Insurer can’t deny claim on grounds of delayed filing, says Supreme Court.
NEW DELHI: The Supreme Court has ruled that insurance claims cannot be denied to a person merely on the grounds of delay in filing the claim, holding that "mechanical" denials on technical bases will cause people to lose confidence in the industry.
A bench of Justice R K Agrawal and Justice S Abdul Nazeer set aside the verdicts of various consumer courts, including the National Consumer Disputes Redressal Commission (NCDRC), which had ruled that insurance companies could deny the benefit of cover for delay in filing the claims.
The SC directed Reliance General Insurance Company to pay Rs 8.35 lakh to a Hisar-based customer whose insured truck was stolen but his claim rejected on the grounds of delay in filing it.
"It is true that the owner has to intimate the insurer immediately after the theft of the vehicle.
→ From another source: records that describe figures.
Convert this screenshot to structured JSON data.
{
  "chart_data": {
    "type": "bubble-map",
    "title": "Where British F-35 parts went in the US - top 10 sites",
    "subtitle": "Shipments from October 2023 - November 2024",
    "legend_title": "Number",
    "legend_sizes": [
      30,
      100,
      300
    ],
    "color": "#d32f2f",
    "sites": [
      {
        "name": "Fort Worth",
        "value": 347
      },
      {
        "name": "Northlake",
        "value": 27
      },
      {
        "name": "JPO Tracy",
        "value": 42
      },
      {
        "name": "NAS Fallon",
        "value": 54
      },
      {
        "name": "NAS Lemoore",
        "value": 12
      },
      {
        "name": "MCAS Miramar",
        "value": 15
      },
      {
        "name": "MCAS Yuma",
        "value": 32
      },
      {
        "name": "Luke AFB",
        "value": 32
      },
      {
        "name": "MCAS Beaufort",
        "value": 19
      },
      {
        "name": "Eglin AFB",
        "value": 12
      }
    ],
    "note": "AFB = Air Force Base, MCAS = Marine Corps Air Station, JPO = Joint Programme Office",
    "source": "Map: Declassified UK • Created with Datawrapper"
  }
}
However, this condition should not bar settlement of genuine claims, particularly when the delay in intimation or submission of documents is due to unavoidable circumstances. The decision of the insurer to reject the claim has to be based on valid grounds. Rejection of the claims on purely technical grounds in a mechanical manner will result in loss of confidence of policyholders in the insurance industry," said Justice Nazeer, who wrote the judgment.
The verdict would bring big relief to people who fail to file insurance claims immediately after their vehicles are damaged in accidents or stolen.
The court said a practical approach had to be taken in such cases as it was common knowledge that a person who loses their vehicle might not straightaway go to the insurance company, and would first make efforts to trace it. "If the reason for delay... is satisfactorily explained, such a claim cannot be rejected on the ground of delay. It is also necessary to state here that it would not be fair and reasonable to reject genuine claims which had already been verified and found to be correct by the investigator. The condition regarding the delay shall not be a shelter to repudiate the insurance claims which have been otherwise proved to be genuine," the bench said.
The court emphasised that the Consumer Protection Act was meant to protect the interest of consumers and the law deserved "liberal construction". "This laudable object should not be forgotten while considering the claims made under the Act," it said.
In the case in question, the vehicle-owner had filed the claim eight days after his truck was stolen as he was busy trying to trace it. The insurance firm rejected his claim, saying he had violated a policy condition that made it mandatory for a policy-holder to inform the firm immediately after any accidental loss or damage to the vehicle.